2 ἅ γε δὴ καὶ ἄξια θέας: for καί Cf. Sophist 223 A, 229 D, Timaeus 83 C, Politicus 285 B, and 544 A, C-D. By the strict theory of ideas any distinction may mark a class, and so constitute an idea. (Cf. De Platonis Idearum Doctrina, pp. 22-25.) But Plato's logical practice recognizes that only typical or relevant “Ideas” are worth naming or considering.
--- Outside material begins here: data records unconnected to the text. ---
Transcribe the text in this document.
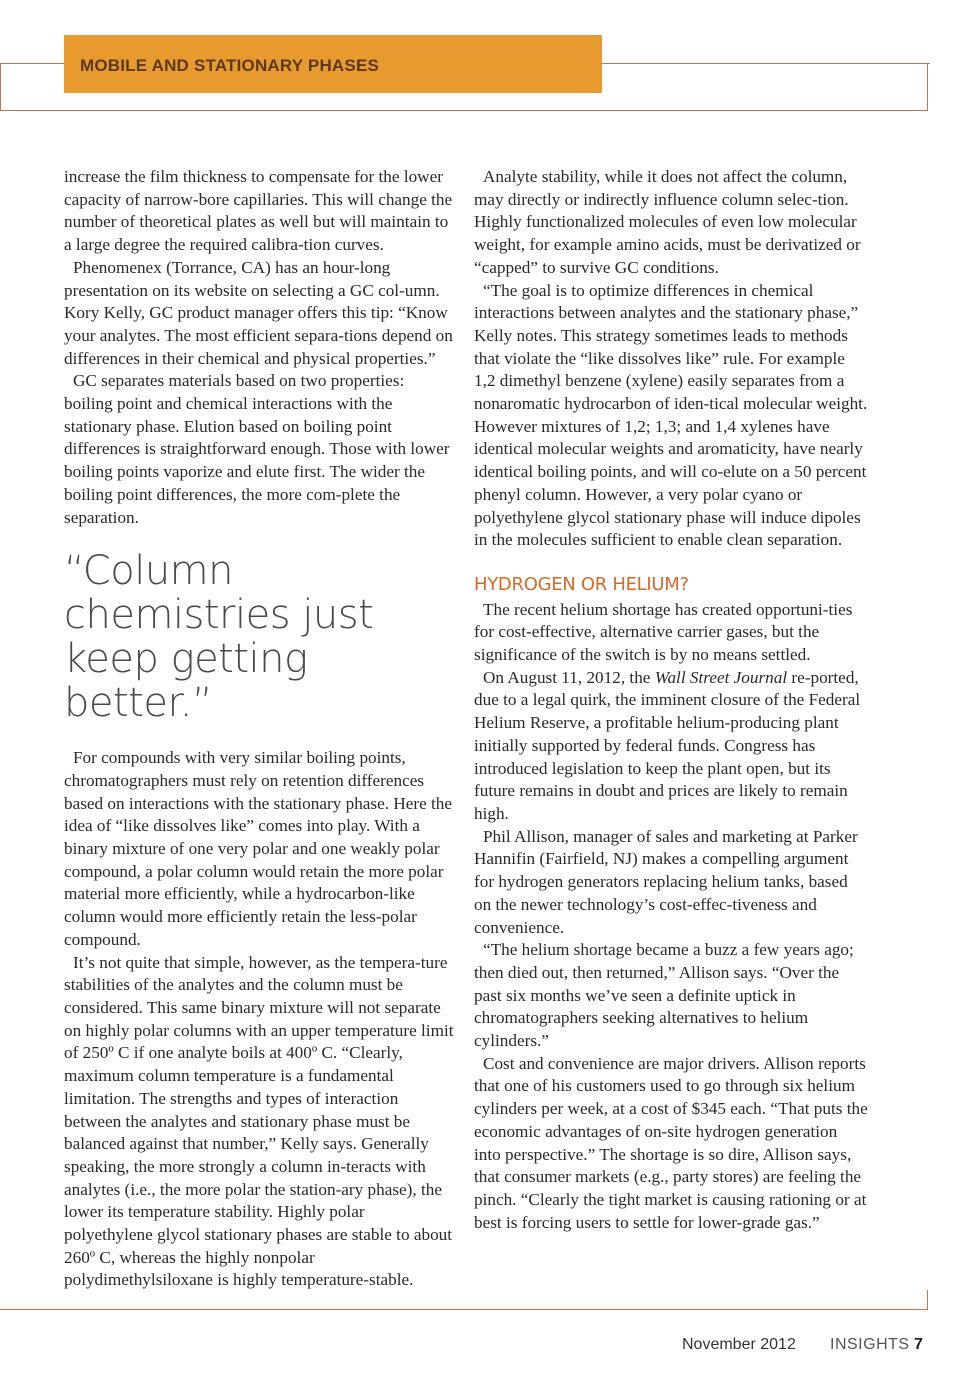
MOBILE AND STATIONARY PHASES

increase the film thickness to compensate for the lower capacity of narrow-bore capillaries. This will change the number of theoretical plates as well but will maintain to a large degree the required calibra-tion curves.

Phenomenex (Torrance, CA) has an hour-long presentation on its website on selecting a GC col-umn. Kory Kelly, GC product manager offers this tip: “Know your analytes. The most efficient separa-tions depend on differences in their chemical and physical properties.”

GC separates materials based on two properties: boiling point and chemical interactions with the stationary phase. Elution based on boiling point differences is straightforward enough. Those with lower boiling points vaporize and elute first. The wider the boiling point differences, the more com-plete the separation.

“Column chemistries just keep getting better.”

For compounds with very similar boiling points, chromatographers must rely on retention differences based on interactions with the stationary phase. Here the idea of “like dissolves like” comes into play. With a binary mixture of one very polar and one weakly polar compound, a polar column would retain the more polar material more efficiently, while a hydrocarbon-like column would more efficiently retain the less-polar compound.

It’s not quite that simple, however, as the tempera-ture stabilities of the analytes and the column must be considered. This same binary mixture will not separate on highly polar columns with an upper temperature limit of 250º C if one analyte boils at 400º C. “Clearly, maximum column temperature is a fundamental limitation. The strengths and types of interaction between the analytes and stationary phase must be balanced against that number,” Kelly says. Generally speaking, the more strongly a column in-teracts with analytes (i.e., the more polar the station-ary phase), the lower its temperature stability. Highly polar polyethylene glycol stationary phases are stable to about 260º C, whereas the highly nonpolar polydimethylsiloxane is highly temperature-stable.

Analyte stability, while it does not affect the column, may directly or indirectly influence column selec-tion. Highly functionalized molecules of even low molecular weight, for example amino acids, must be derivatized or “capped” to survive GC conditions.

“The goal is to optimize differences in chemical interactions between analytes and the stationary phase,” Kelly notes. This strategy sometimes leads to methods that violate the “like dissolves like” rule. For example 1,2 dimethyl benzene (xylene) easily separates from a nonaromatic hydrocarbon of iden-tical molecular weight. However mixtures of 1,2; 1,3; and 1,4 xylenes have identical molecular weights and aromaticity, have nearly identical boiling points, and will co-elute on a 50 percent phenyl column. However, a very polar cyano or polyethylene glycol stationary phase will induce dipoles in the molecules sufficient to enable clean separation.

HYDROGEN OR HELIUM?

The recent helium shortage has created opportuni-ties for cost-effective, alternative carrier gases, but the significance of the switch is by no means settled.

On August 11, 2012, the Wall Street Journal re-ported, due to a legal quirk, the imminent closure of the Federal Helium Reserve, a profitable helium-producing plant initially supported by federal funds. Congress has introduced legislation to keep the plant open, but its future remains in doubt and prices are likely to remain high.

Phil Allison, manager of sales and marketing at Parker Hannifin (Fairfield, NJ) makes a compelling argument for hydrogen generators replacing helium tanks, based on the newer technology’s cost-effec-tiveness and convenience.

“The helium shortage became a buzz a few years ago; then died out, then returned,” Allison says. “Over the past six months we’ve seen a definite uptick in chromatographers seeking alternatives to helium cylinders.”

Cost and convenience are major drivers. Allison reports that one of his customers used to go through six helium cylinders per week, at a cost of $345 each. “That puts the economic advantages of on-site hydrogen generation into perspective.” The shortage is so dire, Allison says, that consumer markets (e.g., party stores) are feeling the pinch. “Clearly the tight market is causing rationing or at best is forcing users to settle for lower-grade gas.”

November 2012 INSIGHTS 7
The Republic does not raise the metaphysical question how a true idea is to be distinguished from a part or from a partial or casual concept. Cf. Unity of Plato's Thought, pp. 52-53, n. 381, Politicus 263 A-B.
3 Cf. 588 B, Emerson, Nominalist and Realist, ii. p. 256: “We like to come to a height of land and see the landscape, just as we value a general remark in a conversation.” Cf. Lowell, Democracy, Prose Works, vi. 8: “He who has mounted the tower of Plato to look abroad from it will never hope to climb another with so lofty a vantage of speculation.” From this and 517 A-B, the ἀνάβασις became a technical or cant term in Neoplatonism.
4 ἓν μέν, etc.: perhaps a faint remembrance of the line ἐσθλοὶ μὲν γὰρ ἁπλῶς, παντοδαπῶς δὲ κακοί, quoted by Aristotle Eth. Nic. 1106 b 35. It suggests Plato's principle of the unity of virtue, as ἄπειρα below suggests the logical doctrine of the Philebus 16 and Parmenides 145 A, 158 B-C that the other of the definite idea is the indefinite and infinite.